4 | Kelab

484 162 216
                                    

Dhea memang gadis yang jauh dari kata 'baik' bahkan dia termasuk dalam ciri-ciri 'badgirl', tetapi meskipun begitu, Dhea tidak pernah suka pergi ke tempat yang menjerumuskannya ke hal 'negative'. Seperti saat ini, kedua sahabatnya itu justru menyeretnya menuju dance floor, berdiri diantara para menikmat dunia.

Berbeda dengan Erika dan Vera, gadis itu justru hanya berdiri memperhatikan orang-orang menari dengan gerakan 'vulgar'. Kelab, mabuk-mabukan, atau narkoba sangatlah jauh dari dirinya. Ia bukanlah tipe gadis yang memilih menghancurkan diri sendiri.

Ia hanya menyukai prilaku kasarnya terhadap orang lain. Membuat orang lemah merasa ketakutan adalah kebahagiaan luar biasa yang dia rasa. Apalagi, ia bisa leluasa melakukan itu di sekolah milik sang papa.

Bau menyengat alkohol dan bau asap rokok membuat Dhea mengibas-ngibaskan tangannya ke depan wajah.

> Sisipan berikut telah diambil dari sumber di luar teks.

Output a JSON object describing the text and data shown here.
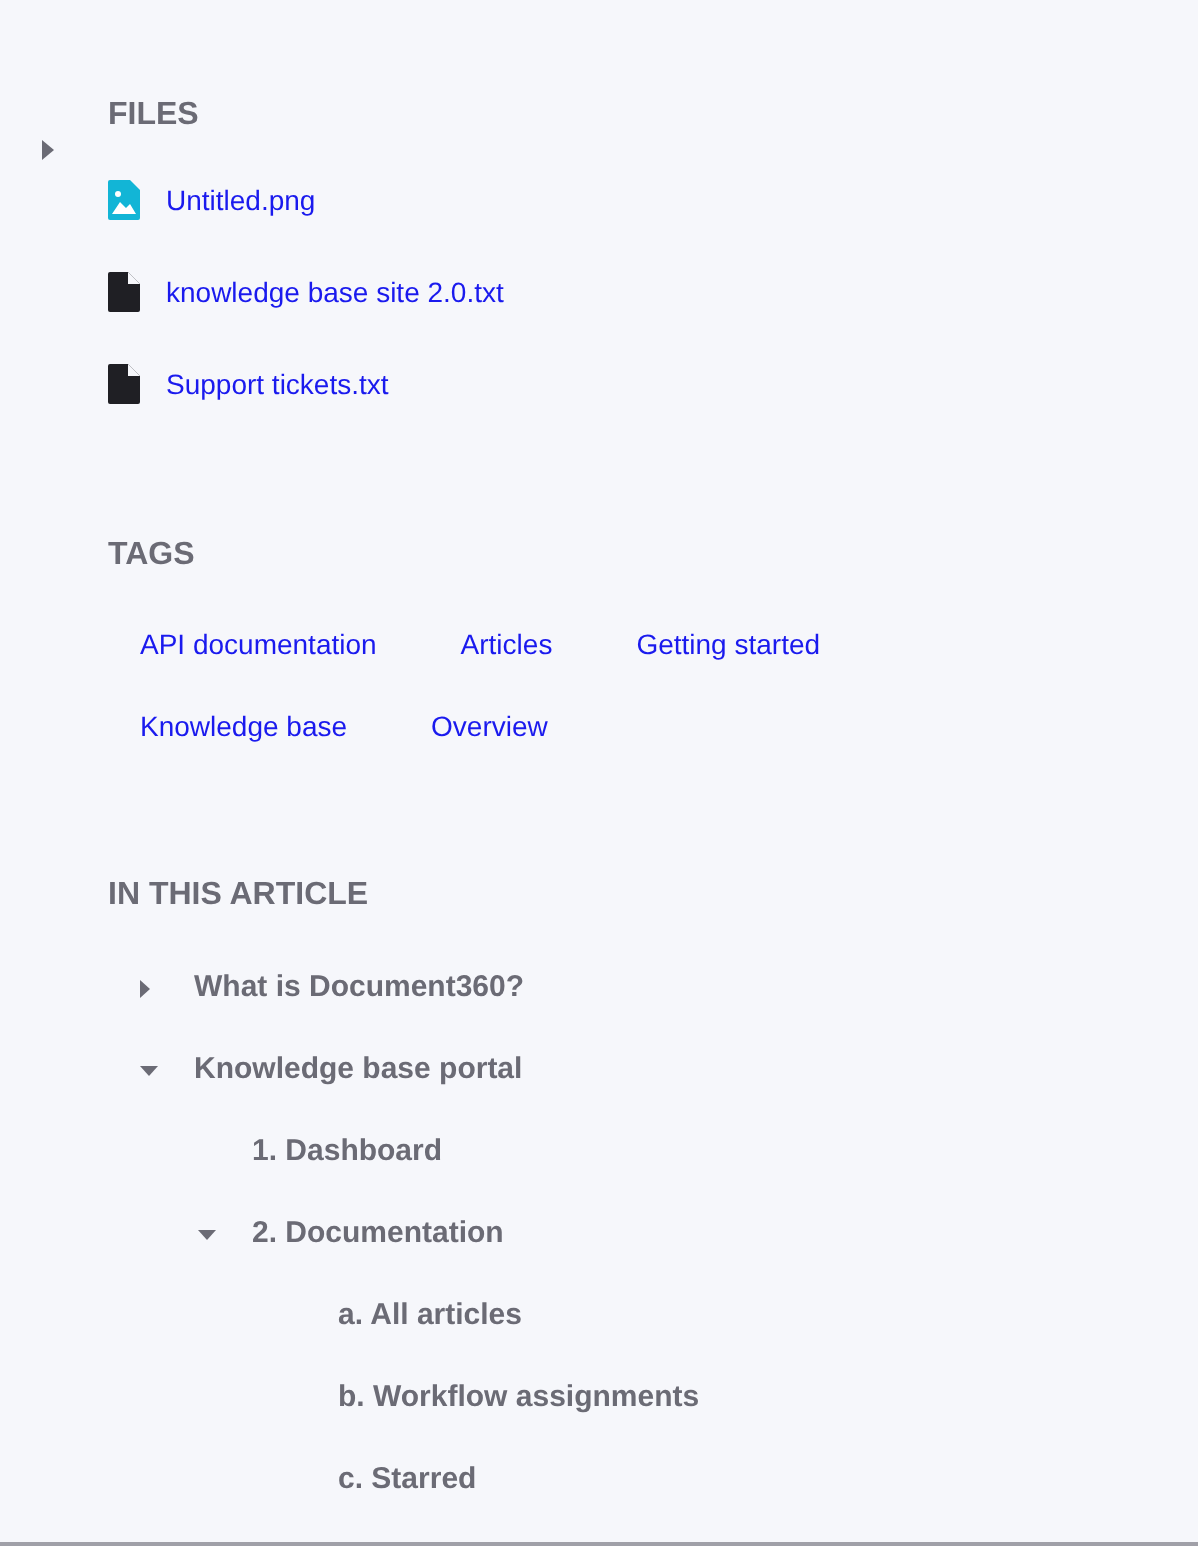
{
  "files": {
    "title": "FILES",
    "items": [
      {
        "name": "Untitled.png",
        "kind": "image"
      },
      {
        "name": "knowledge base site 2.0.txt",
        "kind": "text"
      },
      {
        "name": "Support tickets.txt",
        "kind": "text"
      }
    ]
  },
  "tags": {
    "title": "TAGS",
    "items": [
      "API documentation",
      "Articles",
      "Getting started",
      "Knowledge base",
      "Overview"
    ]
  },
  "toc": {
    "title": "IN THIS ARTICLE",
    "items": [
      {
        "label": "What is Document360?",
        "expanded": false
      },
      {
        "label": "Knowledge base portal",
        "expanded": true,
        "children": [
          {
            "label": "1. Dashboard"
          },
          {
            "label": "2. Documentation",
            "expanded": true,
            "children": [
              {
                "label": "a. All articles"
              },
              {
                "label": "b. Workflow assignments"
              },
              {
                "label": "c. Starred"
              }
            ]
          }
        ]
      }
    ]
  }
}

Akhirnya ia duduk pada kursi yang terletak di tempat itu sambil menatap ponsel dan melihap apapun pada benda pipih itu asalkan tidak melihat orang-orang di sini.

Sejujurnya dia benci ketika sahabatnya pergi ke tempat ini.

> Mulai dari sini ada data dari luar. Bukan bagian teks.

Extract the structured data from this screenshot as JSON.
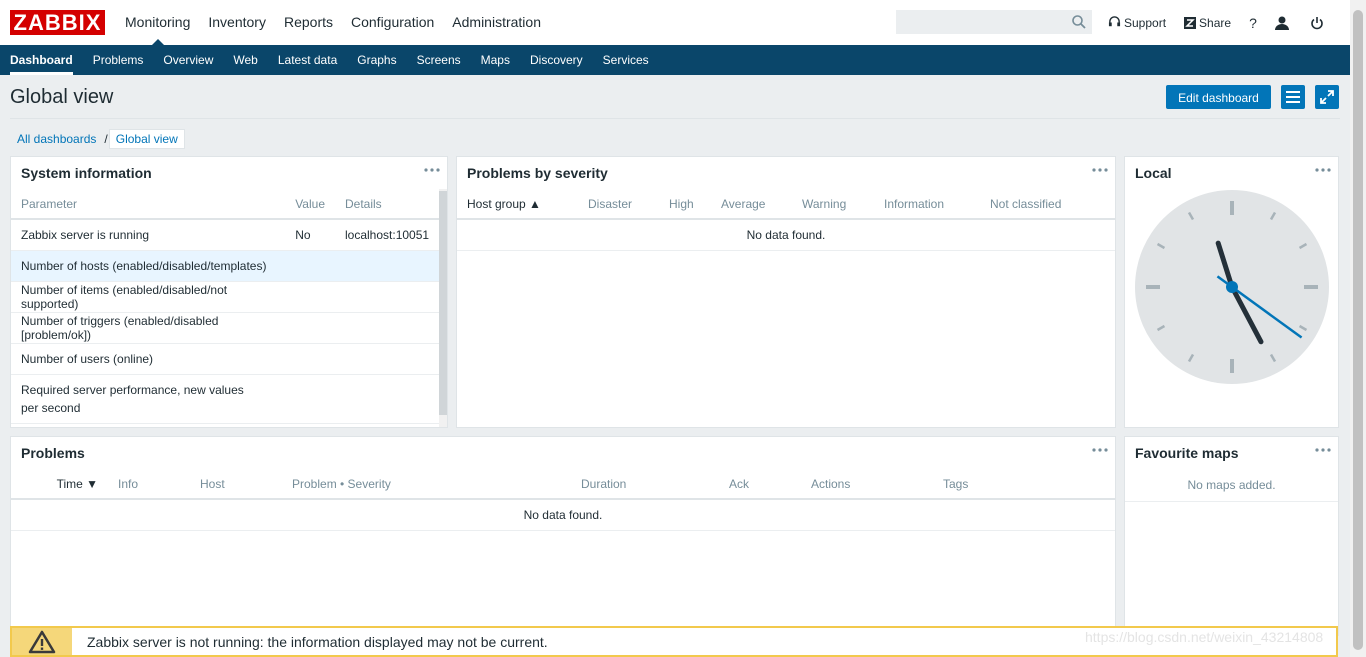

Persahabatan mereka sudah berlangsung lebih dari dua tahun yang lalu. Ketika mereka dihukum bersamaan karena melanggar aturan ketua osis pada masa orientasi sekolah.

Mereka bertiga kompak tidak menggunakan atribut yang diperintahkan. Awalnya, Dhea bukanlah tipe orang yang mudah bergaul dengan orang lain, bukan karena dia pemalu atau tertutup, ia justru tidak suka dengan orang-orang baru, atau lebih tepatnya; jijik.

Tangannya berhenti bergerak saat ia merasakan seseorang duduk di sebelahnya. Ia menoleh mendapati seorang cowok berkisar umur dua puluhan menatapnya dengan senyum menggoda.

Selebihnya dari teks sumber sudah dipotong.